Forderungen stellen und was von bösen Ausländern zu reden ist immer einfacher, als sich auch wirklich mit dem Thema auseinander zusetzen.

Es ist doch schon immer dasselbe, die Ausländerdiskussion. Vor meiner Geburt waren es die Italiener, heute sind es halt die bösen Balkanleute, Türken und weiss ich was. Und die, die jedes Mal am lautesten schreien sind die, die alle ausgeschafft haben wollen und sonst einfach nur ein mehr oder weniger verklausuliertes "Scheiss Ausländer" raus bringen.

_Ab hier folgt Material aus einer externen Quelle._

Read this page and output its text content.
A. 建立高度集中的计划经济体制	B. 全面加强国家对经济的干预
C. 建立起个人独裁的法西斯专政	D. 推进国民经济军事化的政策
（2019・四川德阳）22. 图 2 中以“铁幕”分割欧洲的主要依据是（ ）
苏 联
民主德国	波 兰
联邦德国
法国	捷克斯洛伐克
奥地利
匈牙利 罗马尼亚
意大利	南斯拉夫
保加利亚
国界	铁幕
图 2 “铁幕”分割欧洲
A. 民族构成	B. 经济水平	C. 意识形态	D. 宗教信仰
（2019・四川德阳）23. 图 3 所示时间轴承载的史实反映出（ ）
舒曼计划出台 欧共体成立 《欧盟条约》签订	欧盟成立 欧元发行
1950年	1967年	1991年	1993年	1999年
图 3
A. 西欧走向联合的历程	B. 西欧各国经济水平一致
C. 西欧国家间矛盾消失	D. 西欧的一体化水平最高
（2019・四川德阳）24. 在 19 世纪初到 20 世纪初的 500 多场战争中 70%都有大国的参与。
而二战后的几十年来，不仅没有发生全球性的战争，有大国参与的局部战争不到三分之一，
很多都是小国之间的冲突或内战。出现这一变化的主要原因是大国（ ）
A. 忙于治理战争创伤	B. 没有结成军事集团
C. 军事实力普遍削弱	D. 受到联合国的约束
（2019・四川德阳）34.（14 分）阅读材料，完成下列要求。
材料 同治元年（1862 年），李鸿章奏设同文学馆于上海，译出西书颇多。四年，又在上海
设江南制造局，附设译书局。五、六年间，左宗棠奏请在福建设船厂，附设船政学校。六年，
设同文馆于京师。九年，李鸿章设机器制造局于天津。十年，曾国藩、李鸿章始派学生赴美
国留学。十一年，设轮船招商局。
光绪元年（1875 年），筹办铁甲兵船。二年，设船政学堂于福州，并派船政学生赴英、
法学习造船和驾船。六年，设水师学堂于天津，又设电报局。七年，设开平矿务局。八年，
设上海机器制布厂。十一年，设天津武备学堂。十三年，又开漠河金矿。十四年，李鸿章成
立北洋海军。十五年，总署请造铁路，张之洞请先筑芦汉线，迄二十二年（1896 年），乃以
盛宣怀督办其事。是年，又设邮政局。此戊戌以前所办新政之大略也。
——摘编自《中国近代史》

Nun, auf diese Weise werden wir das Problem ja nie lösen, als muss man schauen wie man die Leute am besten integriert. Und wenn die Rechten dann nur schon das Wort Integration hören, wollen die natürlich nicht, das die Ausländer "wirklich" integriert werden. Integration sei Sache der Ausländer (Punkt.) Aber das dies halt nicht so einfach funktioniert, daran denkt kein Mensch. Die Italiener wurden ja auch nicht durch die Schwarzenbach-Initiative integriert. Und ein paar ausgewiesene Ausländer mehr lösen kein gesellschaftliches Problem, dies wurde bereits oft versucht, in Amerika sogar mit dem Ergebnis das die USA mitverantwortlich ist für einen grossen Teil der Bandenkriminalität ausserhalb ihres Landes.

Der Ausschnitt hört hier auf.